See here.
The article implies that profit-seeking in the microfinance industry is the problem:
Some observers blame a fundamental shift in the microfinance business for feeding the problem. Traditionally, microlenders were nonprofits focused on community service. In recent years, however, many of the larger microlending firms have registered with the Indian central bank as a type of for-profit finance company. That places them under greater regulatory scrutiny, but also gives them wider access to funding.
“We’ve seen a major mission drift in microfinance, from being a social agency first,” says Arnab Mukherji, a researcher at the Indian Institute of Management in Bangalore, to being “primarily a lending agency that wants to maximize its profit.”
However, this analysis is over-simplistic. Presumably, the non-profit microlenders were relatively conservative in deciding whom to lend to. As a result, they probably missed opportunities to lend to borrowers who could have repaid on time and who could have made good use of the money. Therefore, a world in which only non-profit microlenders operates is a world with missed opportunities, that is, economic loss.
The profit-seeking firms were willing to take on more risk, and this involves making mistakes. As a group, perhaps they made too many bad loans. However, such a process is necessary to determine the optimal volume and make-up of a loan portfolio. You can’t determine the optimal level if you are always undershooting, just like you can’t determine the optimal level of exertion when you are exercising if you never push yourself. As microfinance is relatively new as a profitable activity, firms are still engaged in knowledge discovery; they are bound to make mistakes. Going forward, those with the best mix of risk will be rewarded, as long as the government does not interfere with the market.
Meanwhile, borrowers over time will learn the risks entailed in borrowing. If they are actually made to suffer for their poor decisions (and in many cases, outright lying; see below), then as a group, they will stop blaming other people (a.k.a. the lenders) and will start seeing their personal finances as their own responsibilities to manage.
All of this, of course, assumes that the lenders are not engaging in fraud, which I am sure is not always the case. However, it is the government’s job to prosecute such fraud. The Indian government has bureaucracies that only hurt its citizens.
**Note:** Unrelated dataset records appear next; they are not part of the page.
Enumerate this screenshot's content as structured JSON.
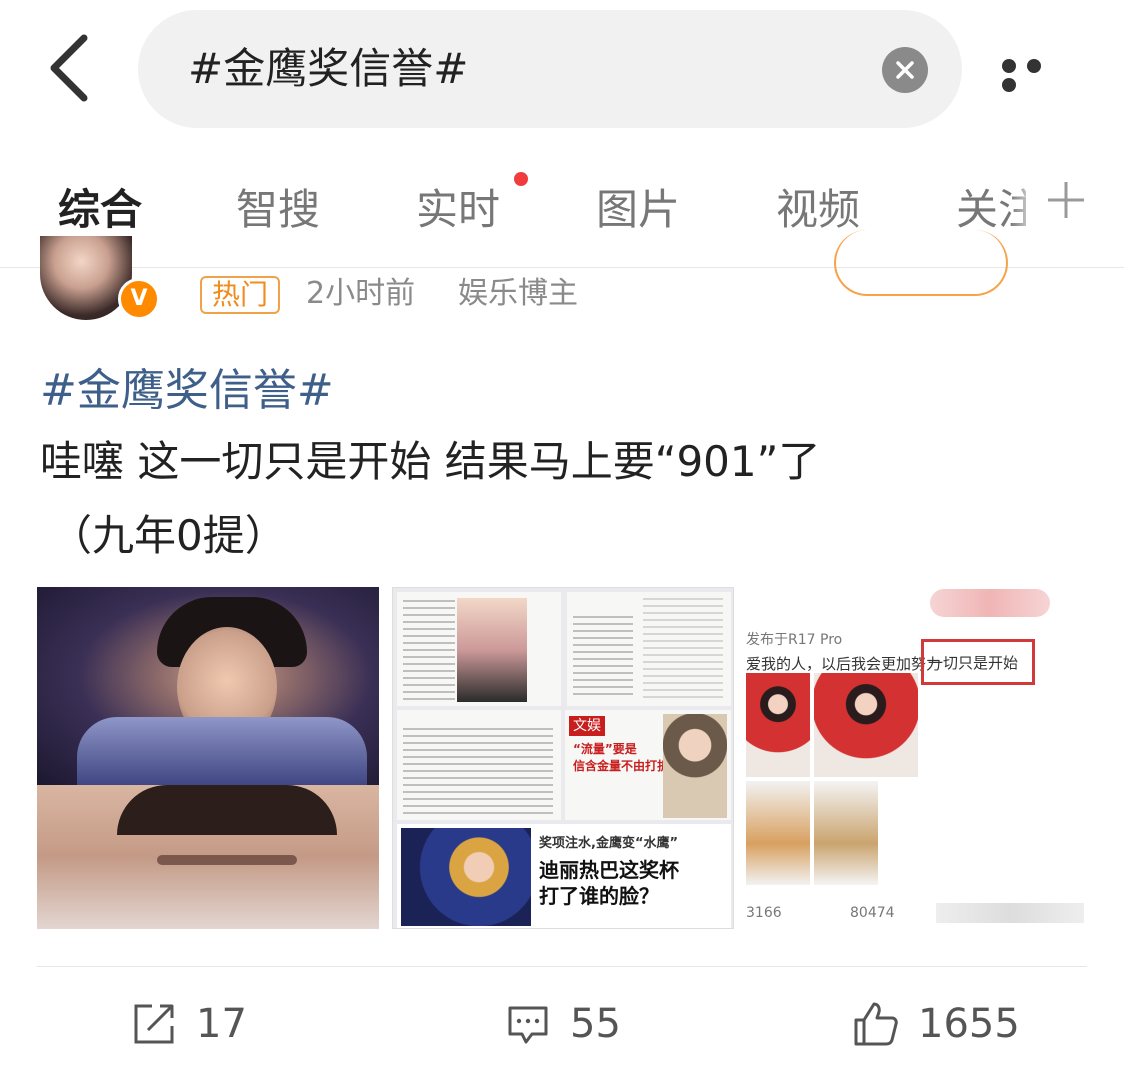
{
  "search": {
    "query": "#金鹰奖信誉#"
  },
  "tabs": [
    {
      "label": "综合",
      "active": true
    },
    {
      "label": "智搜"
    },
    {
      "label": "实时",
      "has_dot": true
    },
    {
      "label": "图片"
    },
    {
      "label": "视频"
    },
    {
      "label": "关注"
    }
  ],
  "post": {
    "hot_tag": "热门",
    "time": "2小时前",
    "author_type": "娱乐博主",
    "verified_badge": "V",
    "hashtag": "#金鹰奖信誉#",
    "text_line1": "哇噻 这一切只是开始 结果马上要“901”了",
    "text_line2": "（九年0提）",
    "images": {
      "img2": {
        "red_tag": "文娱",
        "headline_small": "“流量”要是\n信含金量不由打折",
        "headline1": "奖项注水,金鹰变“水鹰”",
        "headline2": "迪丽热巴这奖杯",
        "headline3": "打了谁的脸？"
      },
      "img3": {
        "device": "发布于R17 Pro",
        "line": "爱我的人，以后我会更加努力",
        "highlight": "一切只是开始",
        "num_left": "3166",
        "num_right": "80474"
      }
    }
  },
  "actions": {
    "repost": "17",
    "comment": "55",
    "like": "1655"
  },
  "colors": {
    "accent": "#ff8200",
    "hashtag": "#3e5f8a",
    "hot": "#f08c1e"
  }
}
It should redirect its efforts; perhaps, protecting its citizens against fraud would be a good start.
For those who doubt that at times, culture can retard the pace of economic development:
Meanwhile, local mosque leaders have started telling people in the predominantly Muslim community to stop paying their loans. Borrowers have complied en masse.
For another example:
But Ms. Sharma, a 29-year-old mother of three, acknowledges she lied. “You have to mention a business to get a loan,” she says. “There was no other way to get the money.” She used it to pay overdue bills and to buy food for her family. Ms. Sharma earns $8 a week, on average, in a factory where she extracts silk thread from cocoons.
…
Ms. Sharma, the heavy debtor, … would like to see the microlenders kicked out of the community entirely. “Not just for now, but forever,” she says.